= Sonny Horne =

American boxer (1924–1959)

 George "Sonny" Horne (January 3, 1924 - September 27, 1959) was a professional boxer in the 1940s who faced off against opponents such as Rocky Graziano, Kid Gavilán, Pete Mead, and Artie Levine. An outstanding defensive boxer, Horne lost only 10 bouts and fought one draw in 121 professional fights.

== Early years ==

Horne grew up in a working-class Irish-American family in Niles, Ohio, a town located in the industrial region of the Mahoning Valley. He began his amateur boxing career in the late 1930s, under the guidance of local trainer and police chief Matt McGowan. By the time he was 17 years old, the fighter had already established an impressive amateur career. By 1941, he had won several Golden Glove titles and was considered one of the most promising amateurs in his weight class in the country. In the late 1940s, Horne relocated to New York City to establish a professional career.

==Professional career ==

Horne won 24 of his first 26 professional fights and lost only six of his first 50. While he fought many of the leading boxers of his day, including Bobby Dykes and Tommy Bell, Horne is best known for three matches with the legendary Rocky Graziano.
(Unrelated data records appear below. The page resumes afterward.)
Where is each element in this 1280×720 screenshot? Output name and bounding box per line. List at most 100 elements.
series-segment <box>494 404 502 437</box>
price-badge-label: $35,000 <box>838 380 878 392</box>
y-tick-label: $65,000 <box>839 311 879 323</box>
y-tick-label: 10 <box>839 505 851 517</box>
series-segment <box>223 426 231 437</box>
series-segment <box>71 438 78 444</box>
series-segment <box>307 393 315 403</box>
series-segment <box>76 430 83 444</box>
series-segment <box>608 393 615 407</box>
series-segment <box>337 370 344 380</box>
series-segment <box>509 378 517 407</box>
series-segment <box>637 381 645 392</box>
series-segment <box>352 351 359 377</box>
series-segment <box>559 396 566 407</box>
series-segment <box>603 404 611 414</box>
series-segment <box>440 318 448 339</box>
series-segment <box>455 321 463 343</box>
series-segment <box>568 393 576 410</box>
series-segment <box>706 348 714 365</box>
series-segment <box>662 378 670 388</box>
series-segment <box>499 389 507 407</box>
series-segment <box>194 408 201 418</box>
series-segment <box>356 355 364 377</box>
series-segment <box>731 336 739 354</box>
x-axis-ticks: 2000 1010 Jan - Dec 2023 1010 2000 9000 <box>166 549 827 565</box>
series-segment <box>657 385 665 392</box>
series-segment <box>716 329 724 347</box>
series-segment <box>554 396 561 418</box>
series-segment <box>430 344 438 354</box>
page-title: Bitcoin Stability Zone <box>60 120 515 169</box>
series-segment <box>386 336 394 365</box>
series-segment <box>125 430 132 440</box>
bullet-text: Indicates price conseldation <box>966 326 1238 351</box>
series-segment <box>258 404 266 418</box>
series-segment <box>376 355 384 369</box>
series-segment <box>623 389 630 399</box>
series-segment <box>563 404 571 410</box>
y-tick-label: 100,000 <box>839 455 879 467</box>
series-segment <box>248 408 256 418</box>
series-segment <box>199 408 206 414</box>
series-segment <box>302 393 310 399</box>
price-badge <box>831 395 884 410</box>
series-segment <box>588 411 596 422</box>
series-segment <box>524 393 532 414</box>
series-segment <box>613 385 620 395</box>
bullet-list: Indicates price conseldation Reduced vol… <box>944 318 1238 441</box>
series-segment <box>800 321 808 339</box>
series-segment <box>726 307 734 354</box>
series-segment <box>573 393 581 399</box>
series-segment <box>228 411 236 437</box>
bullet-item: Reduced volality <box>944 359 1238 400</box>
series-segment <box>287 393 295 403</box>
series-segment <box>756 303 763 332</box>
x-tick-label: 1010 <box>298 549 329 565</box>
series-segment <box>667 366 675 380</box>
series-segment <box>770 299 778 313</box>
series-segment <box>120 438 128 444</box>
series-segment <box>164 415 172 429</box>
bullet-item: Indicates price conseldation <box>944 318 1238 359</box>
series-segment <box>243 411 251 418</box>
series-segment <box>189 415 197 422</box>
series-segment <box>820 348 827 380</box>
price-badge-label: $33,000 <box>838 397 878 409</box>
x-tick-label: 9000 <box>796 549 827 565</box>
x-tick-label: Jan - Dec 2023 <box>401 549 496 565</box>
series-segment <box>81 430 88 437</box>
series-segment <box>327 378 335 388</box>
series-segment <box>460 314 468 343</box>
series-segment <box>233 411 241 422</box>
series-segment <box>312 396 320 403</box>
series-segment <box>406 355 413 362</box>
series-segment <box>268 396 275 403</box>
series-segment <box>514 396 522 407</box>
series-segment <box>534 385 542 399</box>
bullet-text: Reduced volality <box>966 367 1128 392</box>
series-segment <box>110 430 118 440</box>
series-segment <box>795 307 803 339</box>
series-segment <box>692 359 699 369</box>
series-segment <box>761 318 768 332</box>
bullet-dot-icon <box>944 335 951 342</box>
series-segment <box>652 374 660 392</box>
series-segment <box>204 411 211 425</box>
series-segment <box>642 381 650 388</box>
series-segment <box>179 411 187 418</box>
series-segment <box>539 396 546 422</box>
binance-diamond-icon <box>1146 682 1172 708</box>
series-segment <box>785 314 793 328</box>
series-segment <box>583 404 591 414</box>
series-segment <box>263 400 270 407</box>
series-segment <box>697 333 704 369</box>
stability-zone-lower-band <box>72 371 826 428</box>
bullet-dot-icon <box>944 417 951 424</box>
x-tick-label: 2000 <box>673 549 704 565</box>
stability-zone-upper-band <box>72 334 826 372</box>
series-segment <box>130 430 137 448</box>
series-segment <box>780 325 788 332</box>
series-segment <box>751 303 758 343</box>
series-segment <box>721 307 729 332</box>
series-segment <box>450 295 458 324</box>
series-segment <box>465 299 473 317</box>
He first stepped into the ring with Graziano in New York on January 18, 1946, losing in the 10th round. Horne faced Graziano again on April 5, 1948, and a final time on December 6, 1949. In both cases, he lost in the 10th round. Horne also faced middleweight contender Pete Mead, losing a bout in 1946, but defeating Mead in a rematch the following year. In the late 1940s, he was knocked out by Artie Levine.

== Illness and death ==

Horne's career came to a tragic end when he was diagnosed with Lou Gehrig's disease in the late 1940s. He succumbed to the chronic illness in 1959. His accomplishments were remembered in his native Ohio, where Horne was the first person to be inducted into the Trumbull County, Ohio and Area Boxers Hall of Fame. Horne's daughter, Marilyn Horne Nickell, was on hand for the induction ceremony. Among the local celebrity boxers who attended the ceremony was former IBF lightweight champion Harry Arroyo.